Saturday 25 October 2014

Warne Marsh - Marshmallow 1949

The 'Three Tenors' Band with Don Weller (left) and Art Themen (centre)




Marshmallow

Following on from my analysis of Lee Konitz's tune 'Ice Cream Konitz', here is a look at Warne Marsh's 'Marshmallow':

Tenor saxophonist Warne Marsh is the least known of the triumvirate he forms with Lennie Tristano and Lee Konitz. His compositions share many of the techniques of his compatriots, but show that he clearly has his own style. Marsh's astonishing take on Cherokee 'Marshmallow' was written in 1949 when he was 22 years old. The fact that he named it after himself suggests that it may have been a personal landmark and it is a very bold statement. As usual with Cherokee contrafacts, Marshmallow is played at breakneck speed (cf. Stan Getz - 'Parker 51' and George Coleman - 'Apache Dance'). The melody soars to altissimo Ab and even B at high speed, making this easily the most virtuosic saxophone head of the 1940s and one of the most technically difficult of all time. Lee Konitz and Warne Marsh, two 22-year-olds at the top of their game, fly through the melody, making it sound very easy. The chains of perfect 4ths and crochet triplets give the piece a modernistic, other-worldly sound. Some of it sounds rather passé to our ears (the theme from Star Trek springs to mind immediately), but it was written in 1949, when people were fascinated with the new atomic age, 'B' Science Fiction movies ('King of the Rocket Men'…) were popular, and Orwell's 1984 was published. For 1949 listeners this must have sounded like jazz from another planet. On a more serious level, if the rhythmic framework of Marshmallow were played on a drum kit, with all its displacements and groupings, it could be a drum solo worthy of a Frank Zappa piece. Some of the techniques in the piece draw parallels with 20th century classical music and anticipate the post-modern jazz of the 70s and 80s.

Contrasting with the Lee Konitz piece previously analysed in this blog (Ice Cream Konitz), Warne Marsh does not make the same use of space, preferring more of a sense of urgency with long, winding lines in the bridge section. He uses a greater variety of superimposed triads and isorhythmic groupings and some very daring and original 'out-of-key' melodic effects and rhythmic displacements. Ice Cream Konitz is an early Konitz piece and a simple example however. Marsh's composition does not have an intimate relationship with the melody of Cherokee, as Konitz's piece does with Perdido, but Marsh achieves unity throughout the recording by extensive use of his compositional material in his improvised solo. In this he is moving towards pure improvisation rather than stylistic jazz playing.

16 techniques used by Warne Marsh in Marshmallow:

1) Harmony interpreted through superimposed triads: (expressed in C) D/C E/C A/C B/C F#/C (Bb/Cm)

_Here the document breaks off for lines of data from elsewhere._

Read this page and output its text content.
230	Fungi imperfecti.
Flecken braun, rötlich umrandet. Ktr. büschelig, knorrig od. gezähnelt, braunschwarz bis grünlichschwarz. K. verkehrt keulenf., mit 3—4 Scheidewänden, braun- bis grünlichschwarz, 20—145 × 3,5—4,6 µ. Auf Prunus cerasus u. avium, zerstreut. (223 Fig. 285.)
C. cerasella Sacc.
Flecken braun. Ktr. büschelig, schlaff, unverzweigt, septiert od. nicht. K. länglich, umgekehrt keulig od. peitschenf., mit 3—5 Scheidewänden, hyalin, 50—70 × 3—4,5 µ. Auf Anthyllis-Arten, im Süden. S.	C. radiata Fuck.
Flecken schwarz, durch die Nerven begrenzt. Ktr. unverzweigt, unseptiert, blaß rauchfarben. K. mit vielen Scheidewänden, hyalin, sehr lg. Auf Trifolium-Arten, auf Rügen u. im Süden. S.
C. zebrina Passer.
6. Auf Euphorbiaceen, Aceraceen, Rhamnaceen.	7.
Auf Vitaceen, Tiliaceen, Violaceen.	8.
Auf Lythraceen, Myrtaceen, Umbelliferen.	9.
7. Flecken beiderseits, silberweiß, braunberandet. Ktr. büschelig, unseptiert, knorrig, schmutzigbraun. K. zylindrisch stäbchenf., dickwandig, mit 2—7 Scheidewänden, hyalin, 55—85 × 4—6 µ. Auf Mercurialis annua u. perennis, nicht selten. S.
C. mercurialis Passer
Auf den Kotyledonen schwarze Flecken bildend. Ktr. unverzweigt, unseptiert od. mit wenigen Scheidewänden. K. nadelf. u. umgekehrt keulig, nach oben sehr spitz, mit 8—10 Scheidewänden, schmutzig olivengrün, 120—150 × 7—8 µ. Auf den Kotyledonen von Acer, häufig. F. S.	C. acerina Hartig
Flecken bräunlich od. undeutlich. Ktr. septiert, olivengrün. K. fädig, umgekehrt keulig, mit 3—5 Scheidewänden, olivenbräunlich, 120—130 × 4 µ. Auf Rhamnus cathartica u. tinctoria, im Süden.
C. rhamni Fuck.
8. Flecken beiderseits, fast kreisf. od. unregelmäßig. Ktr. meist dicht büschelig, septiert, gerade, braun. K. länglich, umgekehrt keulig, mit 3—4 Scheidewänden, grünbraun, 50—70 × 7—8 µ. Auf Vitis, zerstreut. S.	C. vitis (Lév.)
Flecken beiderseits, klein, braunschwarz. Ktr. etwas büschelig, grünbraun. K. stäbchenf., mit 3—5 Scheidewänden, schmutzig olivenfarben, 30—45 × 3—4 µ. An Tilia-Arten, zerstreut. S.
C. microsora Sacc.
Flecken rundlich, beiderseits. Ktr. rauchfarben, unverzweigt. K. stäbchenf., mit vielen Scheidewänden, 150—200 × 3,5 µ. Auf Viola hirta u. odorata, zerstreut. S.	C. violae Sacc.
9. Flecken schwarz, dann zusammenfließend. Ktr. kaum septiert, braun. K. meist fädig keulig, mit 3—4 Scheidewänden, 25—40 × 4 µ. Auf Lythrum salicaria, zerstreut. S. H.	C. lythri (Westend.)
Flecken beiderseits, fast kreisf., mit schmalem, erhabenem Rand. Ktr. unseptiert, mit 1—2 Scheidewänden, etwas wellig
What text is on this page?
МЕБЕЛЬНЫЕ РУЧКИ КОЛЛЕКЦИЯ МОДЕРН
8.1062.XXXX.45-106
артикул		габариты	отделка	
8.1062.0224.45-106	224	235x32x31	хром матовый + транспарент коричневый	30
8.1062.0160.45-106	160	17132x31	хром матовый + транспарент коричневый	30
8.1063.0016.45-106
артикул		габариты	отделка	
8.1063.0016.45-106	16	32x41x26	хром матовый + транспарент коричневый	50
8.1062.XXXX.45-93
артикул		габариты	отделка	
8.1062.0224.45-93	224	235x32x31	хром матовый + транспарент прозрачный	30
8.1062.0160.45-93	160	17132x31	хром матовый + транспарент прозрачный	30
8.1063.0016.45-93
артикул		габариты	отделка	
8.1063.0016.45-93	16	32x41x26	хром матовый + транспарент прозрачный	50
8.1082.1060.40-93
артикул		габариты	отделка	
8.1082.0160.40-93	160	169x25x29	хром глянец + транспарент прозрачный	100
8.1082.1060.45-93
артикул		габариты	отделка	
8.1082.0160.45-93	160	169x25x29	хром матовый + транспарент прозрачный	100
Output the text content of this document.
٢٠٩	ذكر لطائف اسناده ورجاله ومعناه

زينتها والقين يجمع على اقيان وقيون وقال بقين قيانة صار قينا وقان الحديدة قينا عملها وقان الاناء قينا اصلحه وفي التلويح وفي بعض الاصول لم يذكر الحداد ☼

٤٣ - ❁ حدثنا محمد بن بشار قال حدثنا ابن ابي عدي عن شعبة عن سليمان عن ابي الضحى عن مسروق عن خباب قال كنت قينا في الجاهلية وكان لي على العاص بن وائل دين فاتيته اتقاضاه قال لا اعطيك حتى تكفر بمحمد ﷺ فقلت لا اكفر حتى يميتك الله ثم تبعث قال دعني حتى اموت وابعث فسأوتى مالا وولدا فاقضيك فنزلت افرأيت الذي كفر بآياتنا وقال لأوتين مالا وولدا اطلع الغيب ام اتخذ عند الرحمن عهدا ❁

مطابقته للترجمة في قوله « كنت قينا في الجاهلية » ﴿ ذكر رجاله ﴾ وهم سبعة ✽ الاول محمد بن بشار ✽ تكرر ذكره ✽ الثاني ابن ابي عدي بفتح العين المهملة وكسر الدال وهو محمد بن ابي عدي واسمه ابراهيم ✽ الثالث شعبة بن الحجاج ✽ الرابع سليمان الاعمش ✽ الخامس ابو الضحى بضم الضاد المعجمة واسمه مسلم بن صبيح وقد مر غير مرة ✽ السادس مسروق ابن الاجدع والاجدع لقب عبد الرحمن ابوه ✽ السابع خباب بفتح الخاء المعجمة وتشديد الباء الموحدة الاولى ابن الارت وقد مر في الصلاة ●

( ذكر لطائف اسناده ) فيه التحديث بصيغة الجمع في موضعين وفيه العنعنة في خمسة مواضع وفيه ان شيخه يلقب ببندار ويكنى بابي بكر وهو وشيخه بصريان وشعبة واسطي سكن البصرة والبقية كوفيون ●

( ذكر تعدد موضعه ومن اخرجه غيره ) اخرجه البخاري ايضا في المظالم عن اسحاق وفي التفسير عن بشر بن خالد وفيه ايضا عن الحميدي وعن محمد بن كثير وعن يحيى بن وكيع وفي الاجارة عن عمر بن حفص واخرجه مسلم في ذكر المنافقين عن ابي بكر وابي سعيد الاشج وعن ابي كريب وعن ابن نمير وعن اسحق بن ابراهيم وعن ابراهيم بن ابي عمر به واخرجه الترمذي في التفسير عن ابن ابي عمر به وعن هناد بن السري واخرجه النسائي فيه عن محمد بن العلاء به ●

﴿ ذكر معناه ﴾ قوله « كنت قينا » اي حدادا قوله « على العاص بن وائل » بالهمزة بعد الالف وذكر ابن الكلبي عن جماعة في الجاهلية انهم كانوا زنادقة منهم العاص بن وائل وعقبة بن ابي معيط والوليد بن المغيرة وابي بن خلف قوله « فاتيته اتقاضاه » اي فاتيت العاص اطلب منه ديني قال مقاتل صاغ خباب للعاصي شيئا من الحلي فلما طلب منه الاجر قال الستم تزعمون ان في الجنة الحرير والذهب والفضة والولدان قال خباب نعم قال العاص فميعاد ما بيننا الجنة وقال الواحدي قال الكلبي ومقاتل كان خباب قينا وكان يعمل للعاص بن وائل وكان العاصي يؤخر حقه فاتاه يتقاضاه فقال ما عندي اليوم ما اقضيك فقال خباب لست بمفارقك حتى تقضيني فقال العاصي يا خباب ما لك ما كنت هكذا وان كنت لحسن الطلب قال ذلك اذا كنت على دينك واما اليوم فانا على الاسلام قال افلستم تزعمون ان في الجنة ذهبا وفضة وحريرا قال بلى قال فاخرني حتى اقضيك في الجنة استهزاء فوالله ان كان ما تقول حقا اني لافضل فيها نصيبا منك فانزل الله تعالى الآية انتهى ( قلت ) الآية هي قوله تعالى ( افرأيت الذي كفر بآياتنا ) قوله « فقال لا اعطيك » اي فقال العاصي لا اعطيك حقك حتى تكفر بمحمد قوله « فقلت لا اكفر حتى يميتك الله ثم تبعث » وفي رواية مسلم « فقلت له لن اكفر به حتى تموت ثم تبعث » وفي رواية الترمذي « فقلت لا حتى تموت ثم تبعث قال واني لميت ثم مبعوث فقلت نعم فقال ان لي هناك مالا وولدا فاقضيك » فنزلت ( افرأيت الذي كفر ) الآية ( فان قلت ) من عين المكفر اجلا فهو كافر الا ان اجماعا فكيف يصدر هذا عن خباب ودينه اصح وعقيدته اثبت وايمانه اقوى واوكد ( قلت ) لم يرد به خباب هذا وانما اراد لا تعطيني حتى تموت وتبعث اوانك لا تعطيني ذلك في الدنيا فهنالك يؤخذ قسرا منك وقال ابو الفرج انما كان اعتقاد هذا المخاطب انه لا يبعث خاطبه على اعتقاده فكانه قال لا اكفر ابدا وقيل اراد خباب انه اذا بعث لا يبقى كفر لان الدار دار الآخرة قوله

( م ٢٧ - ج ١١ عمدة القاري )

2) Expression of the chords melodically using chains of 4ths (Wagner 'Tristan', Schoenberg Chamber Symphony, Charles Ives etc.)

3) Odd groupings over 4/4 time - 3,5,6 and 7 beat rhythmic and melodic patterns (1970s Chick Corea, Michael Brecker etc.)

4) 'Bending the barlines' - delayed or early resolutions and beginnings of phrases (Tristano, Konitz, Keith Jarrett)

5) Very long, flowing lines through the changes (Bridge section generally)

6) Quaver lines stretched and contracted using triplets, crochets, crochet triplets and crochet quintuplets (in the A sections)

7) Tritone substitution for 7th chords (conventional bebop)

8) Diminished (Octatonic) Scale for seventh chords (conventional bebop)

**9) Use of C# major scale over B major 7(#11) -  D#m6 or G#13
This could be explained as fully modulating into the key implied by the Lydian (C# triad) and is revolutionary in that the root is omitted in the scale (bitonality - cf. Ravel, Bartok)

**10) Over A major 7 in the bridge: an implied Ebm-Ab7-Db substitute progression.
This is also very adventurous and could be:
(i) a minor 3rd transposition of the regular II-V pattern, implying some kind of '4-tonic' theory (Diminished axis)
(ii) a kind of anticipatory 'side-slip', the Db approaching the D7 (Tristano)
(iii) An A major 7#5 with the melody line actually modulating to the key implied by the Db triad superimposition (genuine bitonality - Bartok, Stravinsky)

11) Extreme altissimo - high G# and B (at speed!) during the bridge (nobody else comes close - for a written melody - until Michael Brecker circa 1980)

12) Great technical dexterity and fluency, even in the fourth register (Coltrane, Brecker)

13) Displacing the last 16 recapitulation one beat later - placing crochet triplets across the barlines (Tristano)

14) Chromatic alterations to the major chord II (unusual for a secondary dominant, since it resolves passively onto a minor chord II)

15) Moving between different 'flavours' of a seventh chord within a single phrase (Michael Brecker)

16) Extensive use of the compositional material during the improvised solo for greater unity.